The thing about Han Solo that separates him from Indiana Jones is his ability to fly a spacecraft—I mean, come one, he can fly the Kessel Run in 12 parsecs, and his self modified, rebuilt Millennium Falcon can make .5 past light speed. Nothing that Indiana Jones has ever conceived of can move that fast—expect for the absurd, interdimensional aliens from “The Kingdom of the Crystal Skull.” Maybe. The fact is that when it comes to awesomeness and badassery—displayed by their fighting ability, panache and nonchalant attitudes—Han Solo and Indiana Jones are more or less equal. But it is Han Solo who saved the galaxy; Indiana Jones only saved the world.

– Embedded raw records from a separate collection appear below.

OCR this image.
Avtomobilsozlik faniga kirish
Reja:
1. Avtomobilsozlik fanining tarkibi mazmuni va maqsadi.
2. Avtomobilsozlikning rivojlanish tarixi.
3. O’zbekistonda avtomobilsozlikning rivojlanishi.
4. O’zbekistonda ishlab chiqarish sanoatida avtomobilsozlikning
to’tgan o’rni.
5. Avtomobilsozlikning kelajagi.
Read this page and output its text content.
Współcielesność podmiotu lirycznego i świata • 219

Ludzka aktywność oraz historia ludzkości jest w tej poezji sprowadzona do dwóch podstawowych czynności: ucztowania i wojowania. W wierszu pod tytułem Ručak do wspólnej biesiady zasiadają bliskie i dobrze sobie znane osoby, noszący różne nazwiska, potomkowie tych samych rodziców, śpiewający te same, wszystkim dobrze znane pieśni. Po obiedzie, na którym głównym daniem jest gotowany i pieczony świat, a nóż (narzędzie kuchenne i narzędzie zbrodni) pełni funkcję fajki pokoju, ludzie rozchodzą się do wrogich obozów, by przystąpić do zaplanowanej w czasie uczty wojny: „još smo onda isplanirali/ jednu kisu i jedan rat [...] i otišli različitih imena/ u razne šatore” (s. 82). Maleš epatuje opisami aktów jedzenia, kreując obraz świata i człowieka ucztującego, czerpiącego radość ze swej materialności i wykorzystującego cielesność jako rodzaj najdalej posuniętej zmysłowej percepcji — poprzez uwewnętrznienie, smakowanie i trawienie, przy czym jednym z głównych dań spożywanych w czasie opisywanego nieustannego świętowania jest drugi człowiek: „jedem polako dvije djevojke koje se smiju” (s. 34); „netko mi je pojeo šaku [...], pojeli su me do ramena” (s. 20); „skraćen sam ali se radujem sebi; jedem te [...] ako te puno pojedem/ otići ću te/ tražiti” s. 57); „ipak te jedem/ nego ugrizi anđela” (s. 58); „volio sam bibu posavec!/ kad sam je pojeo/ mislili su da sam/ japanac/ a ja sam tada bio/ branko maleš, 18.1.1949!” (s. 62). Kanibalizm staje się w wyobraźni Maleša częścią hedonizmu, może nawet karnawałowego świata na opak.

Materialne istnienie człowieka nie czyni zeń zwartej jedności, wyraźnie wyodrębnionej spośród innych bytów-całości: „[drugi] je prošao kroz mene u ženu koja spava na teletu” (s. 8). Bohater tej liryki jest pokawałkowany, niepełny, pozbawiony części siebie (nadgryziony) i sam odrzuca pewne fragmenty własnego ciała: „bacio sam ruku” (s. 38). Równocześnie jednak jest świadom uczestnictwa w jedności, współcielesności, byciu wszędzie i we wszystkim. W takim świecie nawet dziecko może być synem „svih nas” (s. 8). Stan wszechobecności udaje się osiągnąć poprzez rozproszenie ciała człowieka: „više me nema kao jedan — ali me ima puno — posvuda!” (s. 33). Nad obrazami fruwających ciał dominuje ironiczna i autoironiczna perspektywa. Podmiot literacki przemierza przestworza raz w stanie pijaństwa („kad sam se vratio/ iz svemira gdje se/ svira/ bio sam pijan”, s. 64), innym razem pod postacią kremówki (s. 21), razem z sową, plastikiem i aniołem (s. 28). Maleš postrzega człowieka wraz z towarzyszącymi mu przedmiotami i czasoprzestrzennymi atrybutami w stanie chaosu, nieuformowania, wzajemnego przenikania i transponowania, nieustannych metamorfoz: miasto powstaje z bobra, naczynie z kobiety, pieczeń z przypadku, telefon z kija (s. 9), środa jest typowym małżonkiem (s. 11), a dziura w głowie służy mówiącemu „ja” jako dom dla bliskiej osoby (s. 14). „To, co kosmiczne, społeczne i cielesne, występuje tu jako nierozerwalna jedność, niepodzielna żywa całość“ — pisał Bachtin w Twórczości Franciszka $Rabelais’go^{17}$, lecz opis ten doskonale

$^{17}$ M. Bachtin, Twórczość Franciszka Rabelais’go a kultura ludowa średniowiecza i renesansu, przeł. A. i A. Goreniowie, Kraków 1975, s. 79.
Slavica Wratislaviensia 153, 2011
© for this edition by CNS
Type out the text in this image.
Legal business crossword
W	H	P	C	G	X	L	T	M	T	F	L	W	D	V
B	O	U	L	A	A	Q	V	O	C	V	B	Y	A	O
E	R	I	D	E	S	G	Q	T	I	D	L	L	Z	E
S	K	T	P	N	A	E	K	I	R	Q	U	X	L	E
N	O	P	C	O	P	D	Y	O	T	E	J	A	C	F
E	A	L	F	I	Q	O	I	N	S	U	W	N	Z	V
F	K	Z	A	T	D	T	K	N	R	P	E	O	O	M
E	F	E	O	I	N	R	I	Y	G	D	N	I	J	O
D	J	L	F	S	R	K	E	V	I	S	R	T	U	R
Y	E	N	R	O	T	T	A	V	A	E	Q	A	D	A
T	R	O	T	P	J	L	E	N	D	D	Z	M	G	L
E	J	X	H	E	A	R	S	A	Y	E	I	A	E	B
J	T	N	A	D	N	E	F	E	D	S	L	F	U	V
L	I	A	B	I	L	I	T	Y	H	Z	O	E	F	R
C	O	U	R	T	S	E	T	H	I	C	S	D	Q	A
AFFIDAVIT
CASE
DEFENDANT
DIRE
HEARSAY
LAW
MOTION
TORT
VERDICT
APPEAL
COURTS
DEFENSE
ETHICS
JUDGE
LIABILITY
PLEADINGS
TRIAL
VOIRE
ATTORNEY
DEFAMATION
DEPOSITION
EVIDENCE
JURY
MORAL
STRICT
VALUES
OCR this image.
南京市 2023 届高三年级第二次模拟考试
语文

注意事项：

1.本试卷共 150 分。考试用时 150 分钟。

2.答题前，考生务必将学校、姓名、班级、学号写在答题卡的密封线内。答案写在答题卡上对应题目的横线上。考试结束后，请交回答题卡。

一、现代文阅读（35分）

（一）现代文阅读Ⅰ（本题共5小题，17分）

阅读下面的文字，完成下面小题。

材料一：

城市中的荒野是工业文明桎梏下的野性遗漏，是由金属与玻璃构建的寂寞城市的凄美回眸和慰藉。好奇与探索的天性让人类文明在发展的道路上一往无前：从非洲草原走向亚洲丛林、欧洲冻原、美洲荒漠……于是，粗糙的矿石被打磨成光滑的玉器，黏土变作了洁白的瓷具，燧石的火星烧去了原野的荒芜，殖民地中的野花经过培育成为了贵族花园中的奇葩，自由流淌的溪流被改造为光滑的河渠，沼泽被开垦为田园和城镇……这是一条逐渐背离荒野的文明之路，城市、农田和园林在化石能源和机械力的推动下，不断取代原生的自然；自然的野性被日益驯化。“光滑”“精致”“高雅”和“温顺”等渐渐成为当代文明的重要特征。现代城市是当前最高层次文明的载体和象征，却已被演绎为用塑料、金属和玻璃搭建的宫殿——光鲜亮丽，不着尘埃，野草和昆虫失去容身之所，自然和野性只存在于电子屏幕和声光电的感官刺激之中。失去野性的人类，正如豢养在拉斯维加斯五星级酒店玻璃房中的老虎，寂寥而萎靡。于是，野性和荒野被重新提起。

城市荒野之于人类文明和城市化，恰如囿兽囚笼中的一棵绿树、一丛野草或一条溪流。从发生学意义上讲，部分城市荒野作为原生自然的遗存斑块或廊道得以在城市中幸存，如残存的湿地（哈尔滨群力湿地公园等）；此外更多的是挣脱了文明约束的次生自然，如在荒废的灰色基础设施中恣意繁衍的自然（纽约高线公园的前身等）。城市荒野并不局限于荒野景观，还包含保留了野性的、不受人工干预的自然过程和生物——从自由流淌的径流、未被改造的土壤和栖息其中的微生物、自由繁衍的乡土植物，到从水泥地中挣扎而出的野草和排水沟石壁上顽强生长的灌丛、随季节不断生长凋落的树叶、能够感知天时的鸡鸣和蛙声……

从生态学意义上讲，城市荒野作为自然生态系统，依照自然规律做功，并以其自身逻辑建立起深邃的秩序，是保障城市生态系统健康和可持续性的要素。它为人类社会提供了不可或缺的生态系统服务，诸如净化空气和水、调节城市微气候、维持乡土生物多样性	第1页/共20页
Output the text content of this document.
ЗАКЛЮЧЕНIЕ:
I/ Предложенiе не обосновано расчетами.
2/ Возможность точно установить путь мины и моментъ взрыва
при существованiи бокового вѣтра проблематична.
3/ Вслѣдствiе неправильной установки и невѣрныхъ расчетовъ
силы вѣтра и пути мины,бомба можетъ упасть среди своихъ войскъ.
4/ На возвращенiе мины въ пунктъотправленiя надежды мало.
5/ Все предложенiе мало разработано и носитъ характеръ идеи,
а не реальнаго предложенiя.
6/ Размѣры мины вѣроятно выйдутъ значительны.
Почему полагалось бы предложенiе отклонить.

You can talk a lot about Indiana Jones’s education—his Ph. D. does seem pretty badass—but Han attended the intergalactic school of hard fucking knocks. He learned to be a champion from birth: he grew up fending for himself on a slave ship by pickpocketing and swindling until he was adopted by wookies. I mean come on—how can you compete with that?
Or one could talk about Indie’s incredible skill with his whip, which is totally true; in fact, using a whip is more badass than a blaster—it’s true. But Indie’s whip isn’t the same thing as Han’s blaster; a better comparison is between Indie’s whip and the Millennium Falcon—and we know who wins that fight. Han and the Falcoln are as inseparable as Indie and his hat and whip, except that Han’s handmade ship can go .5 past lightspeed, and saved the galaxy. Twice.
In terms of their characters, though, they’re both two of the most badass people in the history of film (along with Clint Eastwood and Paul Newman in anything)—they both can kill almost anything, face down insurmountable odds, and do all of that while spouting quick-witted, cocky one-liners (“Don’t get cocky!” comes to mind). The sheer scale of their accomplishments, though, shows just how impressive Han Solo really is—I mean come the fuck on, the guy saved the entire galaxy! Show some respect.